Entscheidungsstichwort (Thema)
Internationales Privatrecht und deutsche Arbeitsgerichtsbarkeit
Leitsatz (amtlich)
1. Wird ein ausländischer Staatsangehöriger in Deutschland von einem ausländischen Staat bzw. einem für ihn handelnden Organ beschäftigt, unterliegt ein solches Rechtsverhältnis der deutschen Gerichtsbarkeit jedenfalls dann, wenn es sich um eine nichthoheitliche Tätigkeit handelt, was bei einem in Deutschland beschäftigten Sprachlehrer der Fall ist.

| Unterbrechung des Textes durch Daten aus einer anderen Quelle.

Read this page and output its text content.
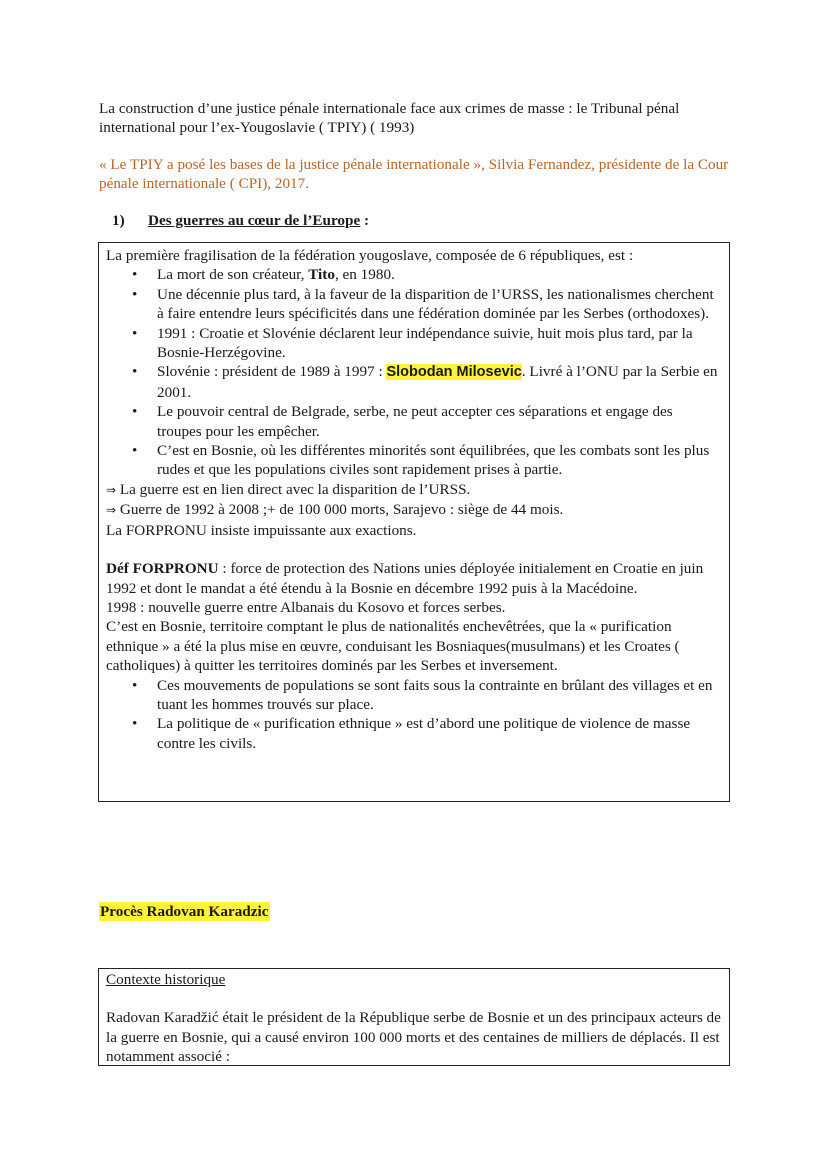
La construction d’une justice pénale internationale face aux crimes de masse : le Tribunal pénal international pour l’ex-Yougoslavie ( TPIY) ( 1993)

« Le TPIY a posé les bases de la justice pénale internationale », Silvia Fernandez, présidente de la Cour pénale internationale ( CPI), 2017.

1) Des guerres au cœur de l’Europe :

La première fragilisation de la fédération yougoslave, composée de 6 républiques, est :

• La mort de son créateur, Tito, en 1980.
• Une décennie plus tard, à la faveur de la disparition de l’URSS, les nationalismes cherchent à faire entendre leurs spécificités dans une fédération dominée par les Serbes (orthodoxes).
• 1991 : Croatie et Slovénie déclarent leur indépendance suivie, huit mois plus tard, par la Bosnie-Herzégovine.
• Slovénie : président de 1989 à 1997 : Slobodan Milosevic. Livré à l’ONU par la Serbie en 2001.
• Le pouvoir central de Belgrade, serbe, ne peut accepter ces séparations et engage des troupes pour les empêcher.
• C’est en Bosnie, où les différentes minorités sont équilibrées, que les combats sont les plus rudes et que les populations civiles sont rapidement prises à partie.

⇒ La guerre est en lien direct avec la disparition de l’URSS.

⇒ Guerre de 1992 à 2008 ;+ de 100 000 morts, Sarajevo : siège de 44 mois.

La FORPRONU insiste impuissante aux exactions.

Déf FORPRONU : force de protection des Nations unies déployée initialement en Croatie en juin 1992 et dont le mandat a été étendu à la Bosnie en décembre 1992 puis à la Macédoine.

1998 : nouvelle guerre entre Albanais du Kosovo et forces serbes.

C’est en Bosnie, territoire comptant le plus de nationalités enchevêtrées, que la « purification ethnique » a été la plus mise en œuvre, conduisant les Bosniaques(musulmans) et les Croates ( catholiques) à quitter les territoires dominés par les Serbes et inversement.

• Ces mouvements de populations se sont faits sous la contrainte en brûlant des villages et en tuant les hommes trouvés sur place.
• La politique de « purification ethnique » est d’abord une politique de violence de masse contre les civils.
Procès Radovan Karadzic

Contexte historique

Radovan Karadžić était le président de la République serbe de Bosnie et un des principaux acteurs de la guerre en Bosnie, qui a causé environ 100 000 morts et des centaines de milliers de déplacés. Il est notamment associé :
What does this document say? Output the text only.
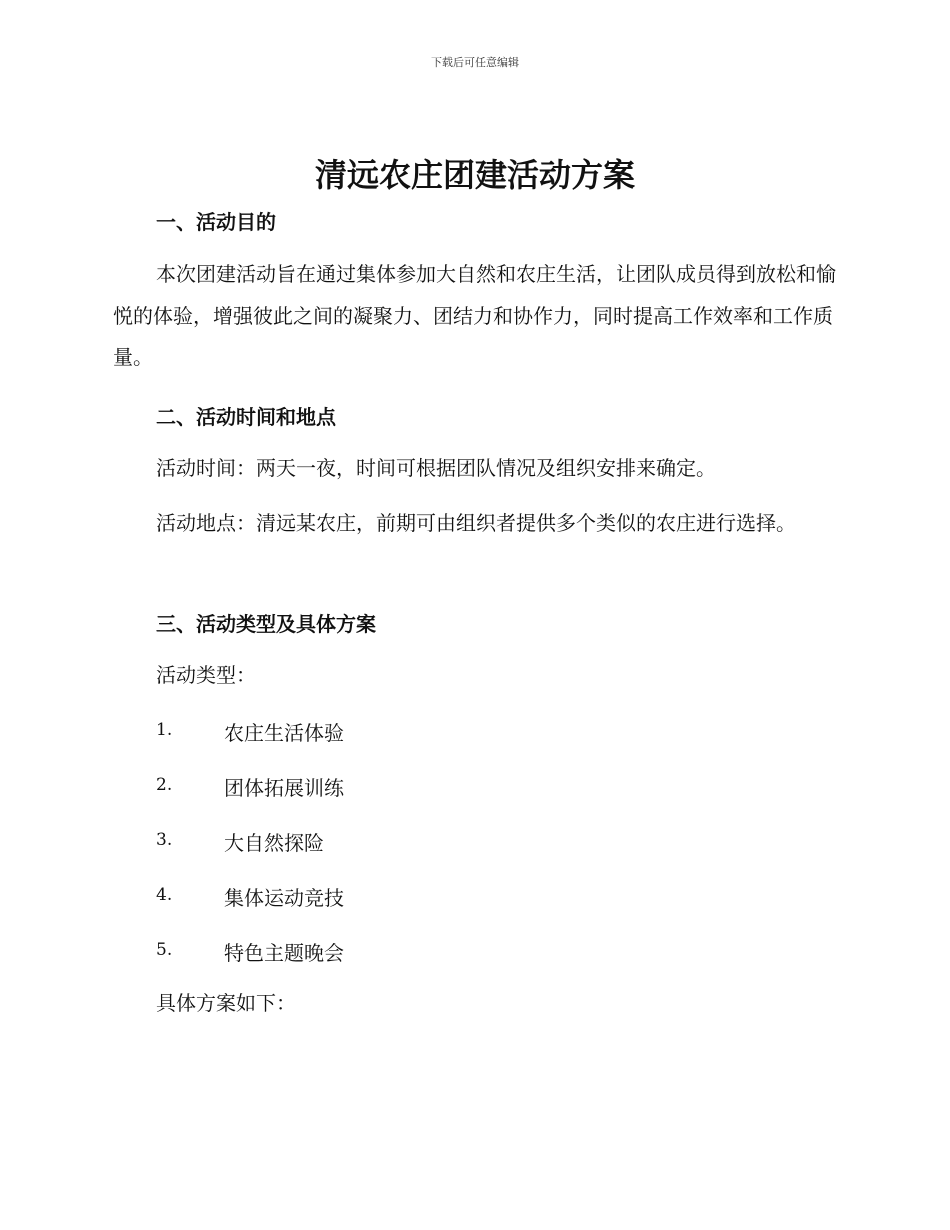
下载后可任意编辑
清远农庄团建活动方案
一、活动目的

本次团建活动旨在通过集体参加大自然和农庄生活，让团队成员得到放松和愉悦的体验，增强彼此之间的凝聚力、团结力和协作力，同时提高工作效率和工作质量。

二、活动时间和地点

活动时间：两天一夜，时间可根据团队情况及组织安排来确定。

活动地点：清远某农庄，前期可由组织者提供多个类似的农庄进行选择。

三、活动类型及具体方案

活动类型：

1.	农庄生活体验
2.	团体拓展训练
3.	大自然探险
4.	集体运动竞技
5.	特色主题晚会

具体方案如下：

2. Haben die Parteien eine ausdrückliche Rechtswahl im Vertrag nicht getroffen, kommt die Anwendung ausländischen, hier französischen Rechts, in Betracht, wenn und soweit der Vertrag eine enge Verbindung zu der anderen (ausländischen) Rechtsordnung aufweist.
Normenkette
GVG §§ 17a, 20; EGBGB Art. 30 Abs. 2
Verfahrensgang
ArbG Berlin (Urteil vom 21.02.1997; Aktenzeichen 22 Ca 23736/96) |
Tenor
Die Berufung der Klägerin gegen das Urteil des Arbeitsgerichts Berlin vom 21. Februar 1997 – 22 Ca 23736/96 – wird auf ihre Kosten zurückgewiesen.
Tatbestand
Die 1951 geborene Klägerin, die die französische Staatsangehörigkeit besitzt, kam im Jahre 1978 im Rahmen eines Austauschprogrammes nach Halle/Saale in der damaligen Deutschen Demokratischen Republik. Im Jahre 1985 ergab sich für sie die Möglichkeit, im französischen Kulturzentrum … in B. (Ost), einer nicht rechtsfähigen Außenstelle des französichen Außenministeriums, zu arbeiten. Es wurde deshalb mit ihr einerseits und dem Centre Culturel français de B., service extérieur du Ministère des Relations Extérieurs andererseits in französischer Sprache ein Contrat D'Engagement abgeschlossen, nachdem sie als Lehrerin für die französische Sprache wöchentlich 20 Stunden à 45 Minuten Unterricht zu erteilen hatte. Nachdem die Klägerin auf ihren Antrag hin rückwirkend zum 1. September 1986 zur Beamtin der französischen Republik ernannt und dem französischen Erziehungsministerium zugeordnet worden war – sie hatte den Status eines Détaché administratif erhalten –, kam es am 21. Juni 1989 zum Abschluß einer weiteren schriftlichen Vereinbarung in französischer Sprache, in der es in deutscher Übersetzung unter anderem heißt:
„…
Artikel 1 – Die Einstellung von Frau M. L. D. wird ab dem 1.09.89 mit folgenden Bedingungen verlängert.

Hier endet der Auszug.